Background: Traumatic life events have been associated with increased risk of various psychiatric disorders, even suicidality. Our aim was to investigate the association between different traumatic life events and suicidality, by type of event and gender. Methods: Women attending a cancer screening programme in Iceland (n = 689) and a random sample of men from the general population (n = 709) were invited to participate. In a web-based questionnaire, life events were assessed with the Life Stressor Checklist – Revised, and the Diagnostic and Statistical Manual of Mental Disorders, Fifth Edition (DSM-5) criterion was used to identify traumatic life events. Reports of lifetime suicidal thoughts, self-harm with suicidal intent and suicide attempt were considered as lifetime suicidality. We used Poisson regression, adjusted for demographic factors, to express relative risks (RRs) as a measure of the associations between traumatic events and suicidality. Results: Response rate was 66% (922/1398). The prevalence of lifetime traumatic events was 76% among women and 77% among men. Lifetime suicidality was 11% among women and 16% among men.

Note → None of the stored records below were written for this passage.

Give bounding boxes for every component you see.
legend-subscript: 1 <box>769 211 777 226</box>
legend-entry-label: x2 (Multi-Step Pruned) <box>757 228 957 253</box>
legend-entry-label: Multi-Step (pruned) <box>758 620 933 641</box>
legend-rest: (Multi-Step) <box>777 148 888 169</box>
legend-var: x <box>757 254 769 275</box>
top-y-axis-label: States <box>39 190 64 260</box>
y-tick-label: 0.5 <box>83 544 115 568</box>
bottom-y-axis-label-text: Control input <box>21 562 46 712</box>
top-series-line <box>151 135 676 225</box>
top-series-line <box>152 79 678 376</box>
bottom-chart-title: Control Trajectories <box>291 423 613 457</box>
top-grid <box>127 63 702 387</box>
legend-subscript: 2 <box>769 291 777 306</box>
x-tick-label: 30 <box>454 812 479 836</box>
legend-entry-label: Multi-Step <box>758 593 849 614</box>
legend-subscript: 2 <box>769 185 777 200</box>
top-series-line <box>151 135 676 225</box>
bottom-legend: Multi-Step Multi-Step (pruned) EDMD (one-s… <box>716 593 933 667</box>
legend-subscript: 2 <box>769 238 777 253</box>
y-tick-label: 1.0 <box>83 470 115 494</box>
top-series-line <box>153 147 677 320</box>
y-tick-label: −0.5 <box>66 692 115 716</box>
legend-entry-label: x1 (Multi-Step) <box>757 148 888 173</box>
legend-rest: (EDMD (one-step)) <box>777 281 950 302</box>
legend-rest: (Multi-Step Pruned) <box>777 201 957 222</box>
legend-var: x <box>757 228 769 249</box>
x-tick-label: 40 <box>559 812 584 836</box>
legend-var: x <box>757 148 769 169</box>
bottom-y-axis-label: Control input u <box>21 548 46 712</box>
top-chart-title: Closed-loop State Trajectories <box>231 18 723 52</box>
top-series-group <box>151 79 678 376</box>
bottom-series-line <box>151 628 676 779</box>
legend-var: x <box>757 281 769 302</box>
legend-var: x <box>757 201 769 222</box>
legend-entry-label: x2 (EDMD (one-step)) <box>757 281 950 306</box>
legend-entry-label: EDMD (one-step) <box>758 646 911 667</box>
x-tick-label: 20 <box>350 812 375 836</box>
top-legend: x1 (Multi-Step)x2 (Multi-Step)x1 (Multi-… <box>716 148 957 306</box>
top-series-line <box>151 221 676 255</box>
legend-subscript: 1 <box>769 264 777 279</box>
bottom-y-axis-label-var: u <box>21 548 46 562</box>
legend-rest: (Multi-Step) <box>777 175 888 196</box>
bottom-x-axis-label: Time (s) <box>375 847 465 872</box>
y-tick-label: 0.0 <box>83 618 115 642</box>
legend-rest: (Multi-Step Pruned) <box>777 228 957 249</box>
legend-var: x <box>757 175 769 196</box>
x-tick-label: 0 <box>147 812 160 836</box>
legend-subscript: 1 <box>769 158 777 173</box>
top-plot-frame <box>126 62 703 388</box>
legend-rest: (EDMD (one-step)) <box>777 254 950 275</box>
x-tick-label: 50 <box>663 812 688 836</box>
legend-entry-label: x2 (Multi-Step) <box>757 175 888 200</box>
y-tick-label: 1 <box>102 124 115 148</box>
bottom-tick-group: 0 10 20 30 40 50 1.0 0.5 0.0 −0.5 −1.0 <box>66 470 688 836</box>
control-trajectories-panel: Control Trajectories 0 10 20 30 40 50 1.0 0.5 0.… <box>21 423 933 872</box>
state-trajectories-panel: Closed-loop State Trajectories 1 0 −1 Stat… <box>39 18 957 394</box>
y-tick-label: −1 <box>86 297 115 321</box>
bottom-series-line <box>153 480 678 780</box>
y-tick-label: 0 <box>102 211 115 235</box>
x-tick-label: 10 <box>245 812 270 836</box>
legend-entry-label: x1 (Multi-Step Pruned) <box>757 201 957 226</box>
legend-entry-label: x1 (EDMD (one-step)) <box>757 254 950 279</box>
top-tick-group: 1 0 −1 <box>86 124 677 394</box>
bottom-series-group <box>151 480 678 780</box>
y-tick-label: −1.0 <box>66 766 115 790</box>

An overall association of having experienced traumatic life events with suicidality was observed [RR 2.05, 95% confidence interval (CI) 1.21–3.75], with a stronger association for men (RR 3.14, 95% CI 1.25–7.89) than for women (RR 1.45, 95% CI 0.70–2.99). Increased likelihood for suicidality was observed among those who had experienced interpersonal trauma (RR 2.97, 95% CI 1.67–5.67), childhood trauma (RR 4.09, 95% CI 2.27–7.36) and sexual trauma (RR 3.44, 95% CI 1.85–6.37), with a higher likelihood for men. In addition, an association between non-interpersonal trauma and suicidality was noted among men (RR 3.27, 95% CI 1.30–8.25) but not women (RR 1.27, 95% CI 0.59–2.70). Conclusion: Findings indicate that traumatic life events are associated with suicidality, especially among men, with the strongest association for interpersonal trauma.